А Тенгери даже не почувствовал, что ранен, потому что боль от мысли: «Это я, я убил старика!» — мучила его куда сильнее. Он долго бродил по площади, но так и не нашел своего приятеля, молодого монаха, ни среди живых, ни среди убитых…
Всего китайцы увезли с собой восемнадцать монголов. Скорее всего, они пошли на такой риск, чтобы узнать точно, когда монголы замышляют опять пойти на приступ Йенпина. И убитые монахи, иные пришедшие на праздник люди уже не могли сказать, знали ли они о предстоящем нападении или нет. В живых не осталось никого, кто мог бы ответить на этот вопрос.
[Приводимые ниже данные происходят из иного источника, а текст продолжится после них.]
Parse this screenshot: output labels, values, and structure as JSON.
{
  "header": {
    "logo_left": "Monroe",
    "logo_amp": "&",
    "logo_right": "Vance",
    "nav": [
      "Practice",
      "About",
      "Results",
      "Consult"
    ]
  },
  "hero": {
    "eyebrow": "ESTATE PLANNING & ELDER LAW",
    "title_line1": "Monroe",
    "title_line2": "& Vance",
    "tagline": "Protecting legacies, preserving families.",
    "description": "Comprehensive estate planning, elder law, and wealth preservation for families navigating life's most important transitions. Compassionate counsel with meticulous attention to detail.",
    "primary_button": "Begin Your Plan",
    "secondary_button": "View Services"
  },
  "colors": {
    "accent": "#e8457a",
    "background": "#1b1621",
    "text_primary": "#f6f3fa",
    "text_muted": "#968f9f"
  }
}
Когда Тенгери вышел через широкие ворота в желтой стене, неожиданно снова пошел снег. Море почернело и казалось недобрым, голуби и чайки, сидевшие на камнях и утесах, втянули головы, словно они начали замерзать. Снега в тот день навалило больше, чем за всю зиму. Он еще раз оглянулся: в сторону лагеря кроме него брело еще несколько раненых воинов-монголов, а там, где еще совсем недавно стояли пагоды, в небо тянулись грязные клубы дыма да ветер поднимал серый пепел.
Вечером десятник Бат сказал Тенгери:
— Давай, выставляй свое деревянное стадо!
Но Тенгери не сделал этого, а завернулся с головой в шкуру и уткнулся носом в мех.